Everyone can imagine a world premiere: the new film by – let’s say – Park Chan-wook in Cannes, with the director and the stars on the red carpet, a lot of media attention and reviews everywhere. But not all films have a premiere that reaches everyone and everything. For example the films that premiere in the Midnight sections of Sundance (Park City, January) or South by Southwest (SXSW, Austin, March). Those premieres are well covered in North America, but not always elsewhere. Therefore, producers and their sales agents are looking for more premieres – screenings that generate extra publicity and extra interest from distributors and festival programmers. In addition to the world premiere, there is the international premiere, the premiere per continent (European, Asian, etc.) and then the premiere per country: Dutch, Belgian, etc.
It is a whole Christmas tree full of premieres and many festivals have strict rules about this. For example, the Cannes and Venice festivals only screen films in Competition if they are world premieres. For the side programs they settle for a European premiere or International premiere. But they don’t go lower than that. While a festival like the IFFR also screens films as a Dutch premiere. In short, this premiere policy largely determines the pecking order of festivals worldwide: the more prestigious the festival, the higher the requirement for premiere status.
It may happen that we would like to show a film that just had its world premiere in North America. In that case, the makers would like a European premiere at a festival that is as prestigious as possible, with a lot of press and professionals. As Imagine, we don’t belong to that category, so we may have to wait until a film has been screened at another European festival before it’s our turn. In many cases it will be a year later, and that is too late for us.

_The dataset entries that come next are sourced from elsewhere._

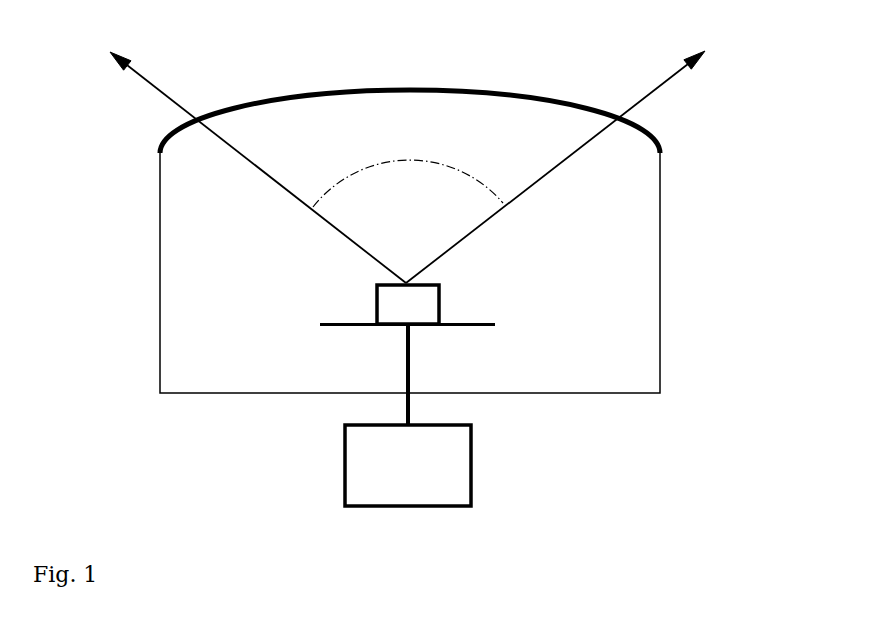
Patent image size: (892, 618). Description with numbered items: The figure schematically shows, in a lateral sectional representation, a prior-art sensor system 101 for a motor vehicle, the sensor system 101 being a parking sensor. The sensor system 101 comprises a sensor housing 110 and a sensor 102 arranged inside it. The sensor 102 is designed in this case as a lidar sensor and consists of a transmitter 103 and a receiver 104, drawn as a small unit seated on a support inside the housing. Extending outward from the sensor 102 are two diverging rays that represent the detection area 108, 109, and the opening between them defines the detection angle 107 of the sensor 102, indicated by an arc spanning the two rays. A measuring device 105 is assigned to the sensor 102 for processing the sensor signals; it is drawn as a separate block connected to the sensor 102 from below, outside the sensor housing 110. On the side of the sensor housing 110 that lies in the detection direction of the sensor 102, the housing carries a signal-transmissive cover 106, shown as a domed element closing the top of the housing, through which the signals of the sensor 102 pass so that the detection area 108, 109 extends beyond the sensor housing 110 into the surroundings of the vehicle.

The sensor system 101 is at (439, 273).
The sensor 102 is at (507, 325).
The transmitter 103 is at (385, 300).
The receiver 104 is at (363, 323).
The measuring device 105 is at (345, 465).
The signal-transmissive cover 106 is at (310, 92).
The detection angle 107 is at (460, 177).
The detection area 108 is at (218, 142).
The detection area 109 is at (592, 142).
The sensor housing 110 is at (160, 318).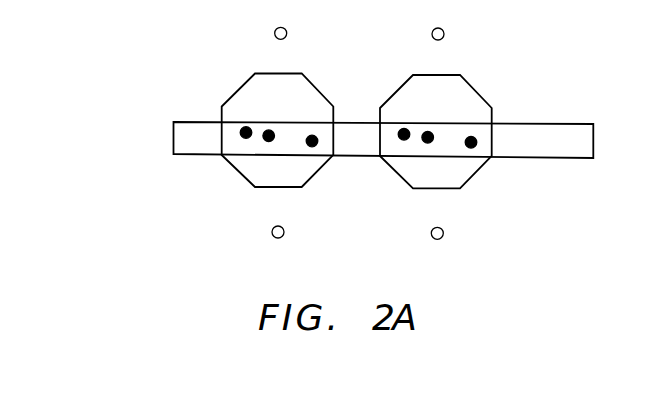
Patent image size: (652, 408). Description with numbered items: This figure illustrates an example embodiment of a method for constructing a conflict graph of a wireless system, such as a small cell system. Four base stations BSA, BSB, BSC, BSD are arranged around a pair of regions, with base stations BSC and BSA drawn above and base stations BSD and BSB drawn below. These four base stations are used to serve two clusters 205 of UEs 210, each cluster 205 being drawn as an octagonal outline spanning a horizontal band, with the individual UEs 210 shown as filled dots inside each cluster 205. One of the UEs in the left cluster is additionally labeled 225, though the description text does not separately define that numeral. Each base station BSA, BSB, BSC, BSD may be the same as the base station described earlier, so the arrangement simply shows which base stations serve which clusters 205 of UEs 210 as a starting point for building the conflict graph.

The cluster 205 is at (500, 192).
The contact pad 225 is at (246, 132).
The UE 210 is at (269, 135).
The base station BSA is at (445, 34).
The base station BSB is at (445, 233).
The base station BSC is at (274, 33).
The base station BSD is at (271, 232).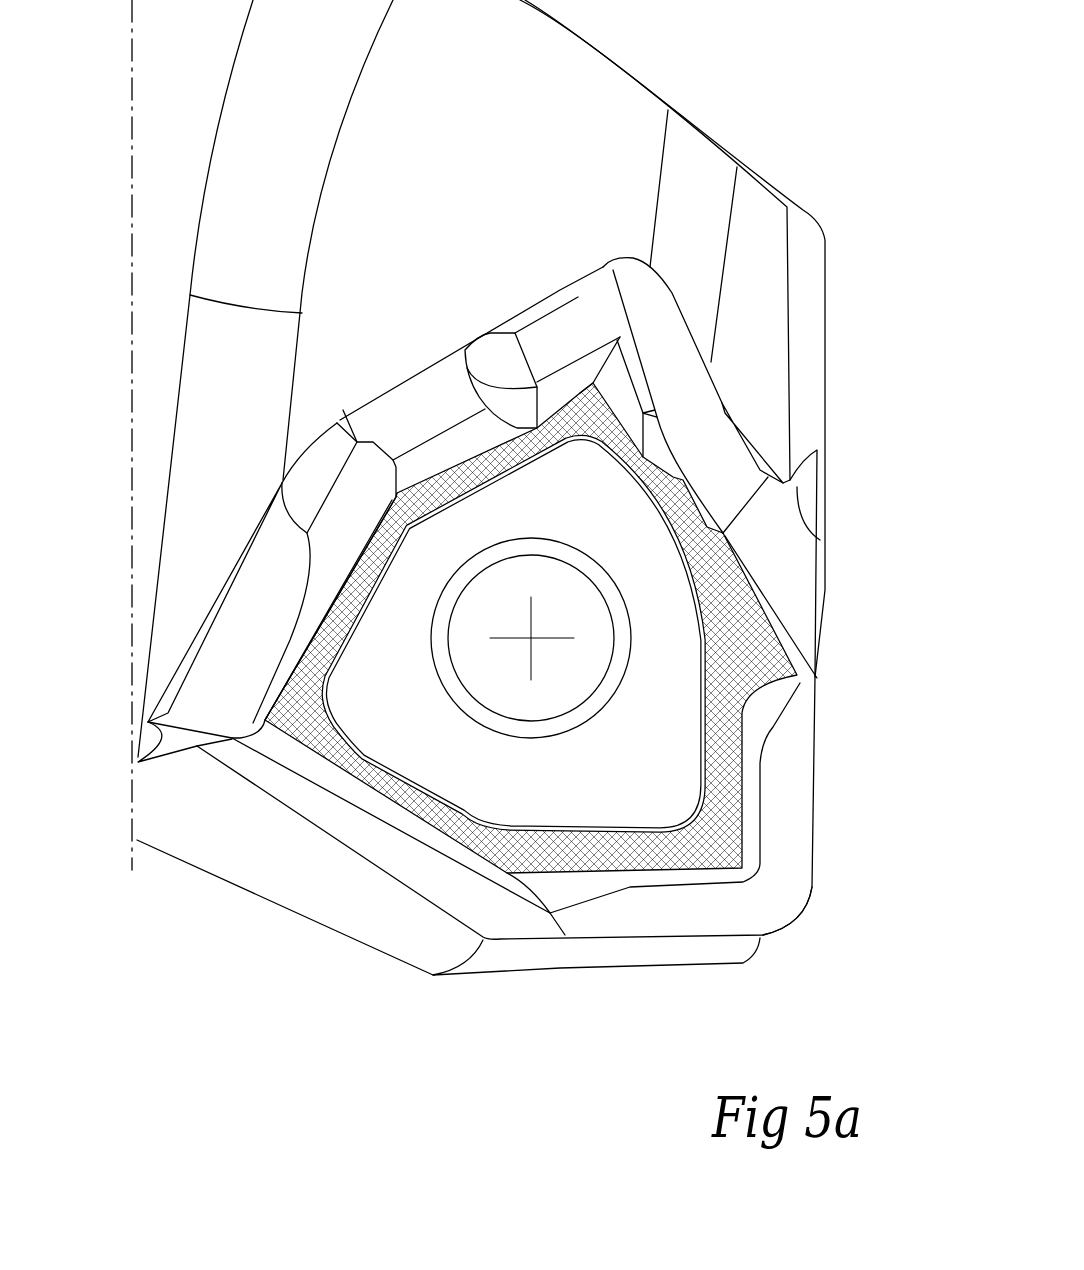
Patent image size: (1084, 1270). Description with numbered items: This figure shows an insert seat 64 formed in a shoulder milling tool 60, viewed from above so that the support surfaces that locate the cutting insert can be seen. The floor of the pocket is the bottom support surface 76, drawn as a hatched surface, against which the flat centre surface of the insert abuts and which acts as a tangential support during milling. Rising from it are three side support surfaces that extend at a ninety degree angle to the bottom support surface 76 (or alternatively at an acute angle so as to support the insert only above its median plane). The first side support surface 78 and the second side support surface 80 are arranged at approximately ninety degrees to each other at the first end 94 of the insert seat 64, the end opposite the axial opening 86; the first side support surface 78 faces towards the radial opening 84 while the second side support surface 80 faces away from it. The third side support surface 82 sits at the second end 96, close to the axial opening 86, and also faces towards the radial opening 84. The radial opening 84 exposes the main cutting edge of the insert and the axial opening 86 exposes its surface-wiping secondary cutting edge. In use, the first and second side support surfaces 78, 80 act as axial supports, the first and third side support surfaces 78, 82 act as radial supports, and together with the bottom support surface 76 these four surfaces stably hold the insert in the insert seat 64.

The shoulder milling tool 60 is at (764, 122).
The insert seat 64 is at (352, 804).
The bottom support surface 76 is at (720, 659).
The first side support surface 78 is at (548, 333).
The second side support surface 80 is at (740, 447).
The third side support surface 82 is at (210, 661).
The radial opening 84 is at (843, 455).
The axial opening 86 is at (813, 990).
The first end 94 is at (672, 309).
The second end 96 is at (192, 748).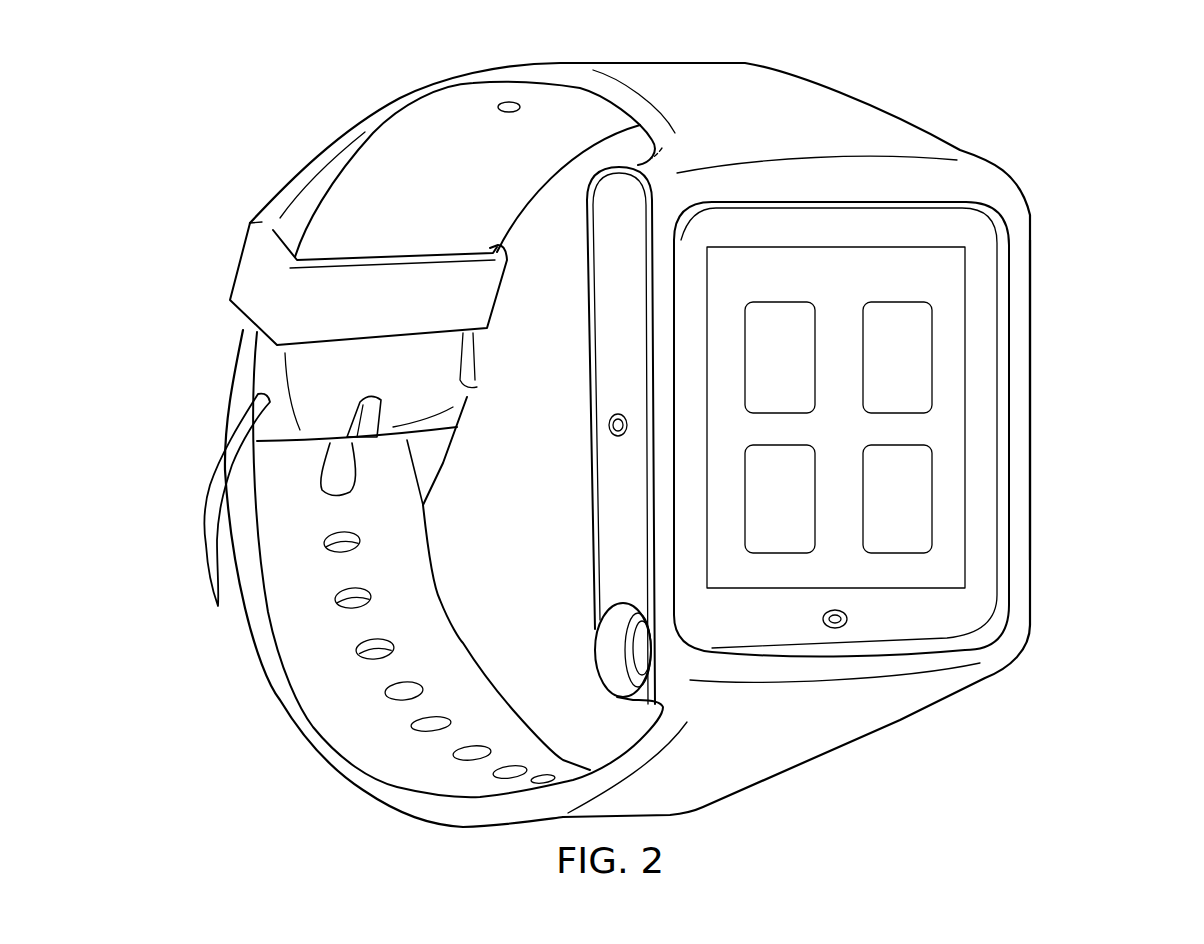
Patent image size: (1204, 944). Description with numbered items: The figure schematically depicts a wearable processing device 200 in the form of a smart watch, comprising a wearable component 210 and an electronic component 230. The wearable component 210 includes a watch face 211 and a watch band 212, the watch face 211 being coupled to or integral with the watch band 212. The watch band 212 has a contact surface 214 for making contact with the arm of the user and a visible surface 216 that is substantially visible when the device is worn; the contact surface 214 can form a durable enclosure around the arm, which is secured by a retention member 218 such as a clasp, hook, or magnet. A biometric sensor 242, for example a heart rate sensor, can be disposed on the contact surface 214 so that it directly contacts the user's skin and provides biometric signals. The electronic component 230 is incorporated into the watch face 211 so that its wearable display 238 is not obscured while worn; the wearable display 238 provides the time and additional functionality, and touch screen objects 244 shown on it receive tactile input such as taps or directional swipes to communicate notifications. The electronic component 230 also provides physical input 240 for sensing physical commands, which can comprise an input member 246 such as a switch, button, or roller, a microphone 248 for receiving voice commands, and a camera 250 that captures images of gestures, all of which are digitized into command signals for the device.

Another phenomenon is the so-called holdback, something that mainly applies to American films. Once they have a release date, it happens that no festival screenings are allowed anywhere in the world until that U.S. release date. It has to do with the fear of piracy, but also with media attention. Anyway, the rest of the world has to live with it. For example, if a film goes out in the US on November 11, we are not allowed to do anything until that date and therefore miss it.
Of course we try to work around these kinds of problems as much as possible and a lot of what we want also works out. But if you miss a title on our poster, it usually has to do with the laws of the international film world.